Crazy Thursday, August 27

In not too long the motorcade carrying Senator Kennedy will be passing through the downtown area of Boston, where I work, so I need to get this out and quick in order to step out and pay my respects.

* At The Nation, James Longenbach reviews the new edition of Wallace Stevens' Selected Poems. He writes, 'Stevens stands simultaneously among the most worldly and the most otherworldly of American poets, and it is paradoxically through his otherworldliness — through poems whose plain-spoken diction feels spooky — that his respect for the actual world is registered. What is uncharacteristic about "The Men That Are Falling" is not the desire to write about a controversial war; Stevens often did that. What distinguishes the poem is the unconvincingly urgent rhetoric in which that desire is registered.'

* Ed Byrne gives a 100-title poetry reading list for the 20th Century. Thoughts? I think that collected or selected editions ought to be disqualified; regardless, I'm struck by how sparse the century was in terms of really obviously great poetry. This list probably could have been 50 titles and some of them still would've been in dispute.

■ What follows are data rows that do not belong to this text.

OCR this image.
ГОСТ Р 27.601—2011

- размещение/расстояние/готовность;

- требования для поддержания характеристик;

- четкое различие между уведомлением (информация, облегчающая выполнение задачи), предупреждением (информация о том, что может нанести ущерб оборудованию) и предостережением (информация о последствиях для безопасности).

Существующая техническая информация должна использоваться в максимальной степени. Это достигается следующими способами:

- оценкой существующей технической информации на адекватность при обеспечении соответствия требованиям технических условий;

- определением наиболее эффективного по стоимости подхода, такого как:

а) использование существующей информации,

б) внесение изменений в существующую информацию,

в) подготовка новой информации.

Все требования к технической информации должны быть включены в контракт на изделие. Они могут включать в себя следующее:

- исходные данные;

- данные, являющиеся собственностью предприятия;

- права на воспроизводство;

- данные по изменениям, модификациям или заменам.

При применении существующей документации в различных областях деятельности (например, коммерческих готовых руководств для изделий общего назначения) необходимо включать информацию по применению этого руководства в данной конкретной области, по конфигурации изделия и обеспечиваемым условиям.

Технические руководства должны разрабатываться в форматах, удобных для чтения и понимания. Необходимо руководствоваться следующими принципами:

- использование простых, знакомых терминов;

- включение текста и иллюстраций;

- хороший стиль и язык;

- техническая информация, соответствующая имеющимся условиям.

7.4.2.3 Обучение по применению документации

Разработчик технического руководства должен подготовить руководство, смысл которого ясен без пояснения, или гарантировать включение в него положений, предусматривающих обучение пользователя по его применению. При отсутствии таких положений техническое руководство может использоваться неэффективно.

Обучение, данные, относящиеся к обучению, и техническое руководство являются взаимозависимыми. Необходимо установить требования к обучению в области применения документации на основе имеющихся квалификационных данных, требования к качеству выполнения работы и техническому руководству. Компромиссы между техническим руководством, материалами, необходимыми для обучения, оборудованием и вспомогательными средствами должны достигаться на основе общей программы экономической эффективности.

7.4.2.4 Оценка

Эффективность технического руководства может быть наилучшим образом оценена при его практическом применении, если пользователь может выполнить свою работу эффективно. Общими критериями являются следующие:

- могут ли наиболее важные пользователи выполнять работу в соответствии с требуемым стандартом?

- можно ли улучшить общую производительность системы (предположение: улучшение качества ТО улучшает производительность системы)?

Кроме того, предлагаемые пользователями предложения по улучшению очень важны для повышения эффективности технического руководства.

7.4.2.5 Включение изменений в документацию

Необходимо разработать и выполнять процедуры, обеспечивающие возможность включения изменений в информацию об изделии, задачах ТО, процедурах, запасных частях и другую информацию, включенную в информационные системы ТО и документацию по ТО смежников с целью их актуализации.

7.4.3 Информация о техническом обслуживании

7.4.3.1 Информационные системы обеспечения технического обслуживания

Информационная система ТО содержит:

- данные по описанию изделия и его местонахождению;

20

* At The New Yorker, James Wood cogently (to my mind) criticizes the two major forms of godlessness: the New Atheist clan and what I'll term the Terry Eagleton approach. [subscription req.] There are plenty of problems with Wood's description of both sides — one could say he oversimplifies each — but the point he seems to want to make is that atheism in any form today has not constructed a truly fulfilling alternative to the religious lifestyle. As a professed non-believer himself, I suppose that this is a piece of articulate frustration with that fact.